Ponderosa on the Hudson: The Parables of Blue Bloods

Ponderosa on the Hudson: The Parables of Blue Bloods

 

 

 

For those who came of age in the 1970s, television today is as different from the television of our youth as The Twilight Zone must have been to those who grew up on vaudeville. Having first become addicted to television during its simple “vast wasteland” era (in the famous words of Federal Communications Commission chairman Newton Minow in 1961), I now often find myself lost among intricate story arcs that can cover an entire season, bewildering overlapping plot lines, and pacing far different from that of traditional 43-minute episodes.

Many critics and commentators call this television’s latest “second golden age.” Shows like Mad Men, Breaking Bad, and Homeland have been hailed as genre-busting dramas. Their ability to develop characters in leisurely fashion over several seasons and limn their evolution aligns these series more with serious literature than with popular entertainment. Many in the industry, of course, celebrate the license to explore hitherto ignored themes, such as homosexuality, same-sex marriage, abortion, immigration, drug use, and the like. Not surprisingly, most of the lauded shows are on cable, but even network television has evolved with the times.

Cop shows have not been exempt from this trend. In the past decades they relied heavily on Good-vs.-Bad storytelling, but some of today’s police dramas would be unrecognizable to their predecessors. In the 1980s I avidly watched Hill Street Blues, which was considered cutting-edge; yet if it were on today, it could not hold a candle to shows like The Wire, with its intense story arcs and brutal characterizations.

Now in its sixth season, CBS’s Blue Bloods seems at first glance to have little to do with television’s latest renaissance. Compared with Sons of Anarchy or Boardwalk Empire, it feels like a throwback to the 1950s. Its plots overwhelmingly unfold in one episode, with only one or two story lines having stretched longer. By species, it is more related to Dragnet than to The Wire, more Adam-12 than True Detective.
In spirit, though, Blue Bloods is really an urban western, reviving a genre that defines television drama from its infancy through the early 1970s. The story of the Reagans, an Irish Catholic family of New York City cops, Blue Bloods is Ponderosa on the Hudson. However, it is not a straightforward police procedure, like the venerable Law and Order empire. Rather, it is a moral play. It eschews the moral ambiguity that cable shows are steeped in, focusing instead on a catechism of good and evil.

In Blue Bloods, the identity of an individual is inseparable from his family ties, whether of blood or shield.

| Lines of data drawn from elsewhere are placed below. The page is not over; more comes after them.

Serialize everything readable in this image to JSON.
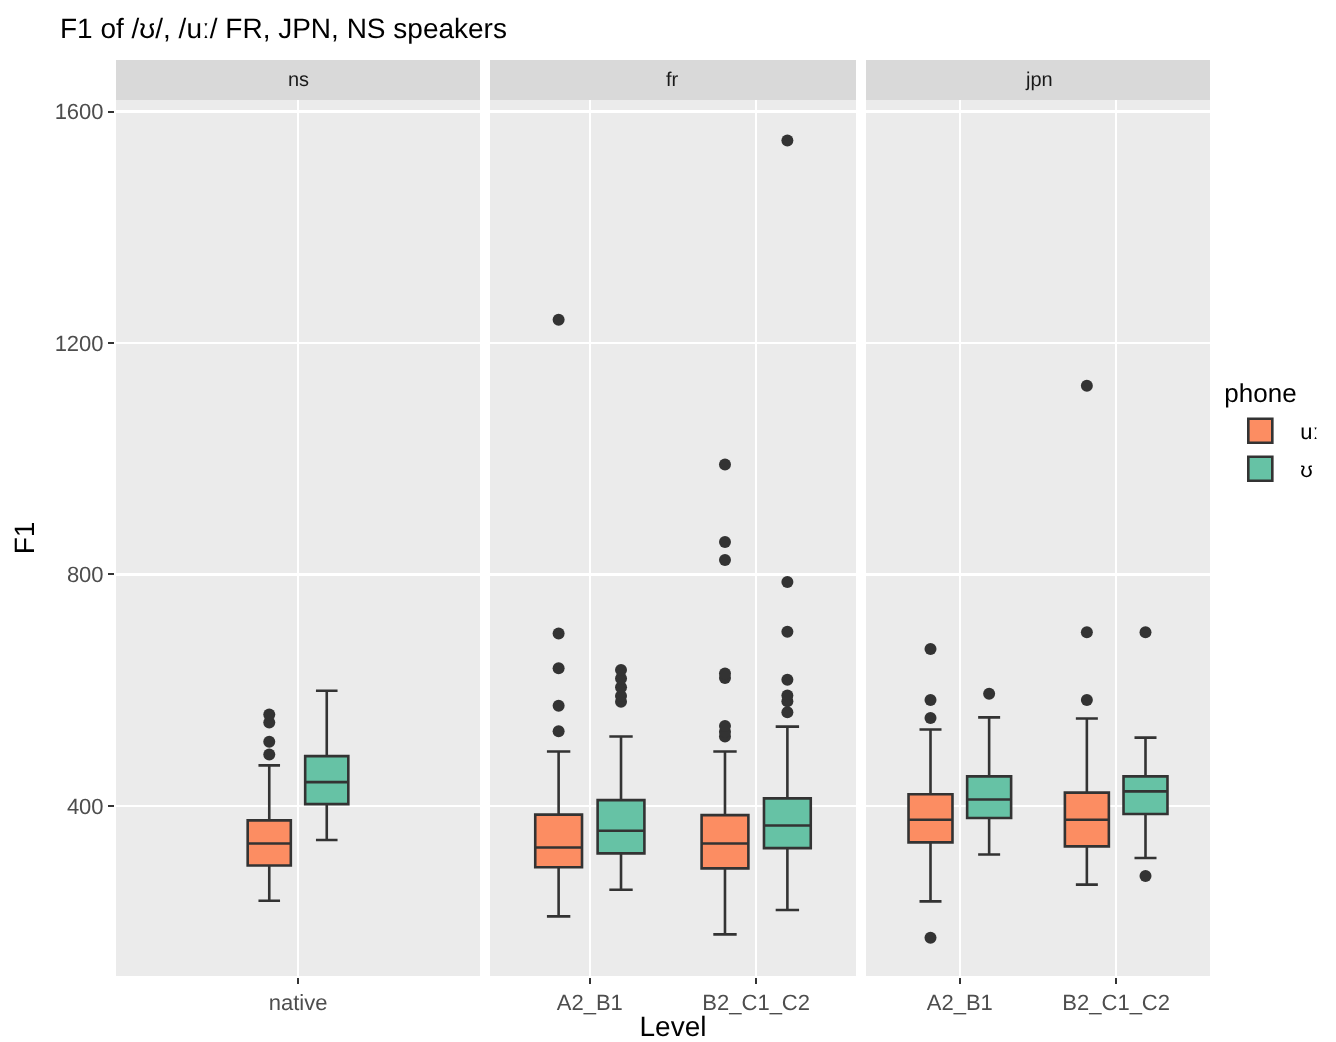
{
  "chart_data": [
    {
      "type": "box",
      "title": "F1 of /ʊ/, /uː/ FR, JPN, NS speakers",
      "subtitle": "ns",
      "ylabel": "F1",
      "categories": [
        "native"
      ],
      "ylim": [
        106,
        1620
      ],
      "yticks": [
        400,
        800,
        1200,
        1600
      ],
      "grid": true,
      "legend": false,
      "series": [
        {
          "color": "#fc8d62",
          "boxes": [
            {
              "low": 236,
              "q1": 297,
              "median": 335,
              "q3": 375,
              "high": 470,
              "outliers": [
                489,
                511,
                544,
                558
              ]
            }
          ]
        },
        {
          "color": "#66c2a5",
          "boxes": [
            {
              "low": 341,
              "q1": 403,
              "median": 441,
              "q3": 486,
              "high": 599
            }
          ]
        }
      ]
    },
    {
      "type": "box",
      "subtitle": "fr",
      "xlabel": "Level",
      "categories": [
        "A2_B1",
        "B2_C1_C2"
      ],
      "ylim": [
        106,
        1620
      ],
      "yticks": [
        400,
        800,
        1200,
        1600
      ],
      "grid": true,
      "legend": false,
      "tick_labels": "x",
      "series": [
        {
          "color": "#fc8d62",
          "boxes": [
            {
              "low": 209,
              "q1": 294,
              "median": 328,
              "q3": 385,
              "high": 494,
              "outliers": [
                529,
                573,
                638,
                698,
                1240
              ]
            },
            {
              "low": 178,
              "q1": 292,
              "median": 335,
              "q3": 384,
              "high": 494,
              "outliers": [
                520,
                528,
                538,
                621,
                629,
                825,
                856,
                990
              ]
            }
          ]
        },
        {
          "color": "#66c2a5",
          "boxes": [
            {
              "low": 255,
              "q1": 318,
              "median": 357,
              "q3": 410,
              "high": 520,
              "outliers": [
                580,
                590,
                605,
                620,
                635
              ]
            },
            {
              "low": 220,
              "q1": 327,
              "median": 366,
              "q3": 413,
              "high": 537,
              "outliers": [
                562,
                581,
                591,
                618,
                701,
                787,
                1550
              ]
            }
          ]
        }
      ]
    },
    {
      "type": "box",
      "subtitle": "jpn",
      "categories": [
        "A2_B1",
        "B2_C1_C2"
      ],
      "ylim": [
        106,
        1620
      ],
      "yticks": [
        400,
        800,
        1200,
        1600
      ],
      "grid": true,
      "legend": "right",
      "legend_title": "phone",
      "tick_labels": "x",
      "series": [
        {
          "name": "uː",
          "color": "#fc8d62",
          "boxes": [
            {
              "low": 235,
              "q1": 337,
              "median": 376,
              "q3": 420,
              "high": 532,
              "outliers": [
                172,
                552,
                583,
                671
              ]
            },
            {
              "low": 264,
              "q1": 330,
              "median": 376,
              "q3": 423,
              "high": 551,
              "outliers": [
                583,
                700,
                1126
              ]
            }
          ]
        },
        {
          "name": "ʊ",
          "color": "#66c2a5",
          "boxes": [
            {
              "low": 316,
              "q1": 379,
              "median": 411,
              "q3": 451,
              "high": 553,
              "outliers": [
                594
              ]
            },
            {
              "low": 310,
              "q1": 386,
              "median": 425,
              "q3": 451,
              "high": 518,
              "outliers": [
                279,
                700
              ]
            }
          ]
        }
      ]
    }
  ]
}
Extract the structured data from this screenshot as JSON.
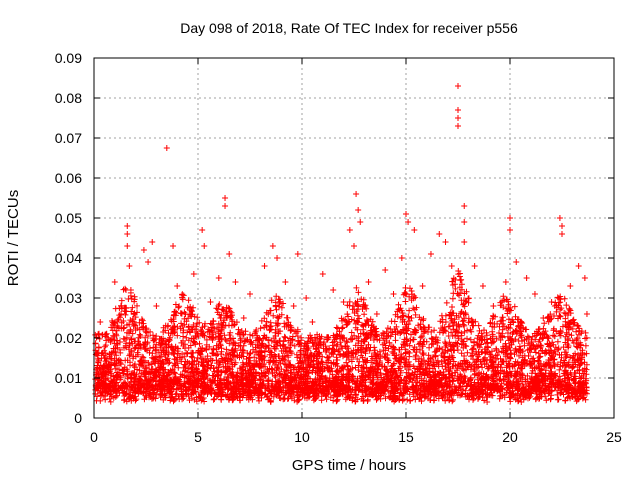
{
  "chart_data": {
    "type": "scatter",
    "title": "Day 098 of 2018, Rate Of TEC Index for receiver p556",
    "xlabel": "GPS time / hours",
    "ylabel": "ROTI / TECUs",
    "xlim": [
      0,
      25
    ],
    "ylim": [
      0,
      0.09
    ],
    "x_ticks": [
      0,
      5,
      10,
      15,
      20,
      25
    ],
    "x_tick_labels": [
      "0",
      "5",
      "10",
      "15",
      "20",
      "25"
    ],
    "y_ticks": [
      0,
      0.01,
      0.02,
      0.03,
      0.04,
      0.05,
      0.06,
      0.07,
      0.08,
      0.09
    ],
    "y_tick_labels": [
      "0",
      "0.01",
      "0.02",
      "0.03",
      "0.04",
      "0.05",
      "0.06",
      "0.07",
      "0.08",
      "0.09"
    ],
    "grid": true,
    "marker": "+",
    "marker_color": "#ff0000",
    "series": [
      {
        "name": "ROTI",
        "points": [
          [
            0.3,
            0.024
          ],
          [
            0.5,
            0.015
          ],
          [
            0.8,
            0.019
          ],
          [
            1.0,
            0.034
          ],
          [
            1.3,
            0.026
          ],
          [
            1.6,
            0.048
          ],
          [
            1.6,
            0.046
          ],
          [
            1.6,
            0.043
          ],
          [
            1.7,
            0.038
          ],
          [
            2.0,
            0.022
          ],
          [
            2.4,
            0.042
          ],
          [
            2.6,
            0.039
          ],
          [
            2.8,
            0.044
          ],
          [
            3.0,
            0.028
          ],
          [
            3.5,
            0.0675
          ],
          [
            3.8,
            0.043
          ],
          [
            4.0,
            0.033
          ],
          [
            4.4,
            0.026
          ],
          [
            4.8,
            0.036
          ],
          [
            5.2,
            0.047
          ],
          [
            5.3,
            0.043
          ],
          [
            5.6,
            0.029
          ],
          [
            6.0,
            0.035
          ],
          [
            6.3,
            0.055
          ],
          [
            6.3,
            0.053
          ],
          [
            6.5,
            0.041
          ],
          [
            6.8,
            0.034
          ],
          [
            7.2,
            0.025
          ],
          [
            7.5,
            0.031
          ],
          [
            7.8,
            0.022
          ],
          [
            8.2,
            0.038
          ],
          [
            8.6,
            0.043
          ],
          [
            8.8,
            0.04
          ],
          [
            9.2,
            0.034
          ],
          [
            9.6,
            0.028
          ],
          [
            9.8,
            0.041
          ],
          [
            10.2,
            0.03
          ],
          [
            10.5,
            0.024
          ],
          [
            11.0,
            0.036
          ],
          [
            11.5,
            0.032
          ],
          [
            12.0,
            0.029
          ],
          [
            12.3,
            0.047
          ],
          [
            12.5,
            0.043
          ],
          [
            12.6,
            0.056
          ],
          [
            12.7,
            0.052
          ],
          [
            12.8,
            0.049
          ],
          [
            13.2,
            0.034
          ],
          [
            13.6,
            0.026
          ],
          [
            14.0,
            0.037
          ],
          [
            14.4,
            0.031
          ],
          [
            14.8,
            0.04
          ],
          [
            15.0,
            0.051
          ],
          [
            15.1,
            0.049
          ],
          [
            15.4,
            0.047
          ],
          [
            15.8,
            0.033
          ],
          [
            16.2,
            0.041
          ],
          [
            16.6,
            0.046
          ],
          [
            16.9,
            0.044
          ],
          [
            17.2,
            0.038
          ],
          [
            17.5,
            0.083
          ],
          [
            17.5,
            0.077
          ],
          [
            17.5,
            0.075
          ],
          [
            17.5,
            0.073
          ],
          [
            17.8,
            0.053
          ],
          [
            17.8,
            0.049
          ],
          [
            17.8,
            0.044
          ],
          [
            18.3,
            0.038
          ],
          [
            18.7,
            0.033
          ],
          [
            19.2,
            0.028
          ],
          [
            19.8,
            0.034
          ],
          [
            20.0,
            0.05
          ],
          [
            20.0,
            0.047
          ],
          [
            20.3,
            0.039
          ],
          [
            20.8,
            0.035
          ],
          [
            21.2,
            0.031
          ],
          [
            21.6,
            0.025
          ],
          [
            22.0,
            0.029
          ],
          [
            22.4,
            0.05
          ],
          [
            22.5,
            0.048
          ],
          [
            22.5,
            0.046
          ],
          [
            22.9,
            0.033
          ],
          [
            23.3,
            0.038
          ],
          [
            23.6,
            0.035
          ],
          [
            23.7,
            0.026
          ],
          [
            0.2,
            0.008
          ],
          [
            1.5,
            0.006
          ],
          [
            2.7,
            0.007
          ],
          [
            4.5,
            0.009
          ],
          [
            6.9,
            0.005
          ],
          [
            8.5,
            0.004
          ],
          [
            10.7,
            0.006
          ],
          [
            12.9,
            0.007
          ],
          [
            14.6,
            0.005
          ],
          [
            16.5,
            0.006
          ],
          [
            18.9,
            0.004
          ],
          [
            21.1,
            0.007
          ],
          [
            23.5,
            0.006
          ]
        ]
      }
    ]
  }
}
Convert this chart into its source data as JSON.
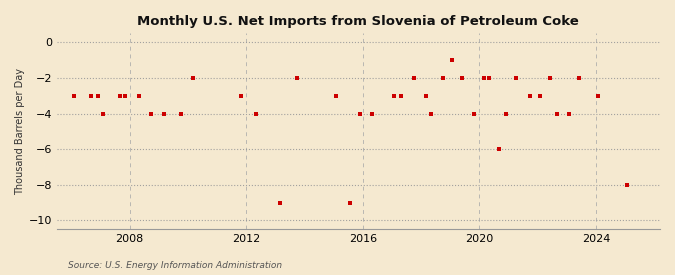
{
  "title": "Monthly U.S. Net Imports from Slovenia of Petroleum Coke",
  "ylabel": "Thousand Barrels per Day",
  "source": "Source: U.S. Energy Information Administration",
  "background_color": "#f5e9d0",
  "plot_background": "#f5e9d0",
  "marker_color": "#cc0000",
  "ylim": [
    -10.5,
    0.5
  ],
  "yticks": [
    0,
    -2,
    -4,
    -6,
    -8,
    -10
  ],
  "xticks": [
    2008,
    2012,
    2016,
    2020,
    2024
  ],
  "xlim": [
    2005.5,
    2026.2
  ],
  "data_points": [
    [
      2006.08,
      -3.0
    ],
    [
      2006.67,
      -3.0
    ],
    [
      2006.92,
      -3.0
    ],
    [
      2007.08,
      -4.0
    ],
    [
      2007.67,
      -3.0
    ],
    [
      2007.83,
      -3.0
    ],
    [
      2008.33,
      -3.0
    ],
    [
      2008.75,
      -4.0
    ],
    [
      2009.17,
      -4.0
    ],
    [
      2009.75,
      -4.0
    ],
    [
      2010.17,
      -2.0
    ],
    [
      2011.83,
      -3.0
    ],
    [
      2012.33,
      -4.0
    ],
    [
      2013.17,
      -9.0
    ],
    [
      2013.75,
      -2.0
    ],
    [
      2015.08,
      -3.0
    ],
    [
      2015.58,
      -9.0
    ],
    [
      2015.92,
      -4.0
    ],
    [
      2016.33,
      -4.0
    ],
    [
      2017.08,
      -3.0
    ],
    [
      2017.33,
      -3.0
    ],
    [
      2017.75,
      -2.0
    ],
    [
      2018.17,
      -3.0
    ],
    [
      2018.33,
      -4.0
    ],
    [
      2018.75,
      -2.0
    ],
    [
      2019.08,
      -1.0
    ],
    [
      2019.42,
      -2.0
    ],
    [
      2019.83,
      -4.0
    ],
    [
      2020.17,
      -2.0
    ],
    [
      2020.33,
      -2.0
    ],
    [
      2020.67,
      -6.0
    ],
    [
      2020.92,
      -4.0
    ],
    [
      2021.25,
      -2.0
    ],
    [
      2021.75,
      -3.0
    ],
    [
      2022.08,
      -3.0
    ],
    [
      2022.42,
      -2.0
    ],
    [
      2022.67,
      -4.0
    ],
    [
      2023.08,
      -4.0
    ],
    [
      2023.42,
      -2.0
    ],
    [
      2024.08,
      -3.0
    ],
    [
      2025.08,
      -8.0
    ]
  ]
}
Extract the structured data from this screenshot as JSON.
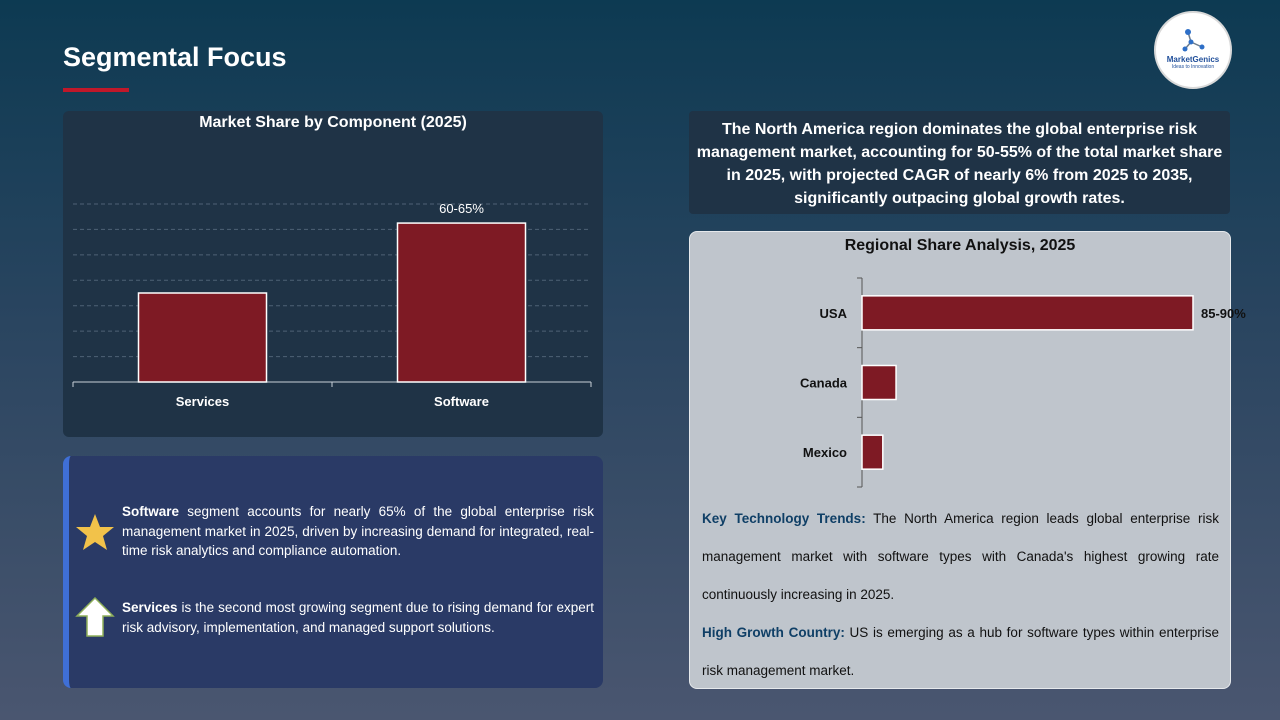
{
  "page": {
    "title": "Segmental Focus"
  },
  "logo": {
    "name": "MarketGenics",
    "tagline": "Ideas to Innovation"
  },
  "colors": {
    "bar": "#7e1a24",
    "accent_underline": "#c0182a",
    "panel_dark": "#1f3346",
    "panel_blue": "#2a3a66",
    "panel_light": "#bfc5cc",
    "label_blue": "#0f3f66",
    "star": "#f2c24a"
  },
  "highlight": {
    "text": "The North America region dominates the global enterprise risk management market, accounting for 50-55% of the total market share in 2025, with projected CAGR of nearly 6% from 2025 to 2035, significantly outpacing global growth rates."
  },
  "info": {
    "software": {
      "icon": "star-icon",
      "bold": "Software",
      "text": " segment accounts for nearly 65% of the global enterprise risk management market in 2025, driven by increasing demand for integrated, real-time risk analytics and compliance automation."
    },
    "services": {
      "icon": "up-arrow-icon",
      "bold": "Services",
      "text": " is the second most growing segment due to rising demand for expert risk advisory, implementation, and managed support solutions."
    }
  },
  "trends": {
    "key_label": "Key Technology Trends:",
    "key_text": " The North America region leads global enterprise risk management market with software types with Canada's highest growing rate continuously increasing in 2025.",
    "growth_label": "High Growth Country:",
    "growth_text": " US is emerging as a hub for software types within enterprise risk management market."
  },
  "chart_data": [
    {
      "type": "bar",
      "title": "Market Share by Component (2025)",
      "categories": [
        "Services",
        "Software"
      ],
      "values": [
        35,
        62.5
      ],
      "data_labels": [
        "",
        "60-65%"
      ],
      "ylim": [
        0,
        70
      ],
      "grid": true,
      "legend": "none"
    },
    {
      "type": "bar",
      "orientation": "horizontal",
      "title": "Regional Share Analysis, 2025",
      "categories": [
        "USA",
        "Canada",
        "Mexico"
      ],
      "values": [
        87.5,
        9,
        5.5
      ],
      "data_labels": [
        "85-90%",
        "",
        ""
      ],
      "xlim": [
        0,
        100
      ],
      "grid": false,
      "legend": "none"
    }
  ]
}
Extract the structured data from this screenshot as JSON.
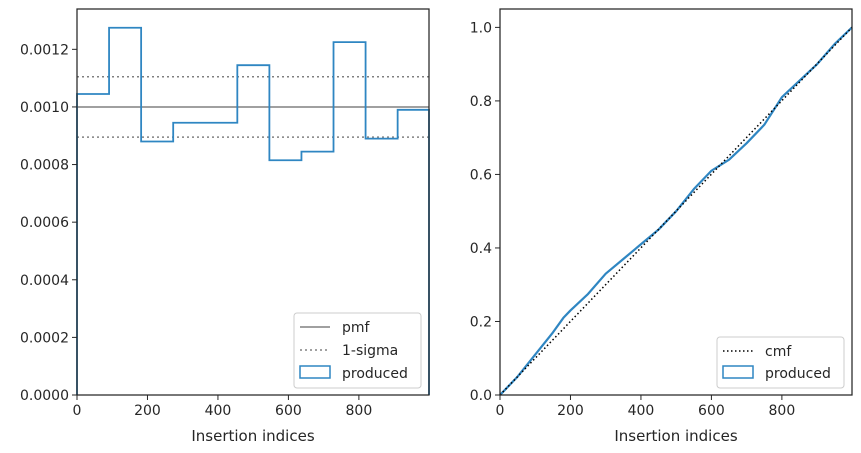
{
  "colors": {
    "produced": "#2f86c2",
    "reference": "#808080",
    "cmf": "#000000",
    "axes": "#262626",
    "legend_border": "#cccccc"
  },
  "chart_data": [
    {
      "type": "step",
      "xlabel": "Insertion indices",
      "ylabel": "",
      "xlim": [
        0,
        999
      ],
      "ylim": [
        0,
        0.00134
      ],
      "xticks": [
        0,
        200,
        400,
        600,
        800
      ],
      "xtick_labels": [
        "0",
        "200",
        "400",
        "600",
        "800"
      ],
      "yticks": [
        0,
        0.0002,
        0.0004,
        0.0006,
        0.0008,
        0.001,
        0.0012
      ],
      "ytick_labels": [
        "0.0000",
        "0.0002",
        "0.0004",
        "0.0006",
        "0.0008",
        "0.0010",
        "0.0012"
      ],
      "legend_position": "lower-right",
      "legend": [
        "pmf",
        "1-sigma",
        "produced"
      ],
      "grid": false,
      "pmf": 0.001,
      "sigma_band": [
        0.000895,
        0.001105
      ],
      "bin_edges": [
        0,
        91,
        182,
        273,
        364,
        455,
        546,
        637,
        728,
        819,
        910,
        999
      ],
      "produced": [
        0.001045,
        0.001275,
        0.00088,
        0.000945,
        0.000945,
        0.001145,
        0.000815,
        0.000845,
        0.001225,
        0.00089,
        0.00099
      ]
    },
    {
      "type": "line",
      "xlabel": "Insertion indices",
      "ylabel": "",
      "xlim": [
        0,
        999
      ],
      "ylim": [
        0,
        1.05
      ],
      "xticks": [
        0,
        200,
        400,
        600,
        800
      ],
      "xtick_labels": [
        "0",
        "200",
        "400",
        "600",
        "800"
      ],
      "yticks": [
        0,
        0.2,
        0.4,
        0.6,
        0.8,
        1.0
      ],
      "ytick_labels": [
        "0.0",
        "0.2",
        "0.4",
        "0.6",
        "0.8",
        "1.0"
      ],
      "legend_position": "lower-right",
      "legend": [
        "cmf",
        "produced"
      ],
      "grid": false,
      "cmf_x": [
        0,
        999
      ],
      "cmf_y": [
        0,
        1.0
      ],
      "produced_x": [
        0,
        50,
        100,
        150,
        180,
        200,
        250,
        300,
        350,
        400,
        450,
        500,
        550,
        600,
        650,
        700,
        750,
        800,
        850,
        900,
        950,
        999
      ],
      "produced_y": [
        0,
        0.05,
        0.11,
        0.17,
        0.21,
        0.23,
        0.275,
        0.33,
        0.37,
        0.41,
        0.45,
        0.5,
        0.56,
        0.61,
        0.64,
        0.685,
        0.735,
        0.81,
        0.855,
        0.9,
        0.955,
        1.0
      ]
    }
  ]
}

The core of Blue Bloods is family — both the Reagans, who serve as the central characters, and the larger New York Police Department. In the world of Blue Bloods, family is not just an important unit, but the most important unit in society. This is a very traditional, if not anti-modern, idea. In the show, the identity of an individual is inseparable from his family ties, whether of blood or shield. One is judged by how one acts within and towards family, and personal strengths are employed in no small part for the sake of family, or to maintain its values. Conversely, an individual’s fate is largely preordained when he is part of a family that has chosen evil, such as the Sanfino crime family from the series’ second season, or falls in with dangerous surrogate families, such as the ubiquitous gangs.